Todas esas instancias de individualidades funcionando coordinadamente en torno a objetivos comunes son ejemplos prácticos de emprendimientos, que coinciden con nuestros principios. Han logrado hacer renacer un quehacer que demuestra que nuestro mensaje está vivo y ávido en los espíritus y cuerpos de la juventud, sin la cual el empeño sería estéril. A su vez, libremente y con sus propias ideas-fuerza, estas organizaciones han vuelto a semillar, como la fruta, como es la granada, que una vez madura, se abre y esparce sus semillas para reproducirse fuera de su dura y aparentemente infértil cáscara, dejando a la vista su exquisito y jugoso interior. El reconocimiento obtenido a nivel de comunidades de base y organizaciones sociales permite decir con orgullo que no sólo se han posicionado como referentes de opinión quienes han adoptado el rol expuesto, sino que además han dado respuesta a la pregunta que muchos se hacen continuamente, con grados a veces crecientes de frustración: ¿Y qué hacemos, para poner en práctica aquello con lo cual llenamos nuestros floridos discursos, aquellas palabras y declaraciones de intenciones que, a duras penas, llevamos a cabo en nuestro ámbito más cercano?
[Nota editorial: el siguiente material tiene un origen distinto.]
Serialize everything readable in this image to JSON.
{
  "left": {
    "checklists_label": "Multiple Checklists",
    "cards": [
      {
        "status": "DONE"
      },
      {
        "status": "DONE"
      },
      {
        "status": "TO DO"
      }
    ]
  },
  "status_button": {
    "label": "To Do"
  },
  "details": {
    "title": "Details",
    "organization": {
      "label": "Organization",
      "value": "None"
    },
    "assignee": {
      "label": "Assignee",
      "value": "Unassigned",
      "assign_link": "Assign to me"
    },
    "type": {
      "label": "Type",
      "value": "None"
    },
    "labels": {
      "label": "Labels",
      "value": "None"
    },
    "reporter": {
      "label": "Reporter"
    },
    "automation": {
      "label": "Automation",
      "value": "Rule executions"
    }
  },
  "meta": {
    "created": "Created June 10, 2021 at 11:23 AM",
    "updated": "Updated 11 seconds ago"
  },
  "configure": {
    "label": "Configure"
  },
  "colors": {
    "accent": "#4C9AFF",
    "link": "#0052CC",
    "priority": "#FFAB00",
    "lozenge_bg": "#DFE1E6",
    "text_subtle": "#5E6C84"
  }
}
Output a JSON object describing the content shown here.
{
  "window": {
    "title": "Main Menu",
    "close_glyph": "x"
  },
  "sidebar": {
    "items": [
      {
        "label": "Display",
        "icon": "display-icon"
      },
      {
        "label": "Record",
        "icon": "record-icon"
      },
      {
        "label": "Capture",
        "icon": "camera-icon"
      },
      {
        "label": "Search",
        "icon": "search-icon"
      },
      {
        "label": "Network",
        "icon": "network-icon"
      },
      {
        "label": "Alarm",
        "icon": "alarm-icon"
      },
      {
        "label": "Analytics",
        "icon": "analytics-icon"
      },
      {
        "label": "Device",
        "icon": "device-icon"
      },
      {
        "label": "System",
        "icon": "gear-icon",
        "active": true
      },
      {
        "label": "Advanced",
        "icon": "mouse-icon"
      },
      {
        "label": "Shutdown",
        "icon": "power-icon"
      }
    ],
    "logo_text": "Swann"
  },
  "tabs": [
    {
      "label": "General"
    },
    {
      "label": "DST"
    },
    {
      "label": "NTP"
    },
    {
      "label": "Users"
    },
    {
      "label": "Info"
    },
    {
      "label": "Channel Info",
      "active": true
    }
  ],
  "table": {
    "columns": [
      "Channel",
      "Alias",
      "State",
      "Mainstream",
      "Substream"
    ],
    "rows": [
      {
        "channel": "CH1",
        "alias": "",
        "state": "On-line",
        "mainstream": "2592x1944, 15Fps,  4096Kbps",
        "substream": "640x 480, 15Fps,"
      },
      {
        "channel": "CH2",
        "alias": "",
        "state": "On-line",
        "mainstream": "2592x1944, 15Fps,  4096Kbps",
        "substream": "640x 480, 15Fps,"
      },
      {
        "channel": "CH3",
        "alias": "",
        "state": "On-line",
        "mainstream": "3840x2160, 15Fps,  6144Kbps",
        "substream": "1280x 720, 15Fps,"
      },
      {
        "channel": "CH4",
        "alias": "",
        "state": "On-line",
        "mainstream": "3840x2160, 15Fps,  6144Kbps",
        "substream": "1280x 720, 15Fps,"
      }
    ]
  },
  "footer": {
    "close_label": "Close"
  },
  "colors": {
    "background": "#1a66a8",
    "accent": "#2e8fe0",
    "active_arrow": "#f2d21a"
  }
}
Esperamos que estos y otros emprendimientos tengan larga vida y grandes frutos, como los ha tenido a lo largo de siglos los avanzados del laicismo.

En lo personal, creo que asistimos a un punto de inflexión, un tránsito hacia un quehacer más luminoso; los valores y la Historia que nos legaron insignes laicistas que ayudaron a formar y consolidar nuestra República y que, sirviéndonos de poderoso ejemplo, nos inspiran y motivan, deben impregnar nuestros espíritus y nuestro quehacer.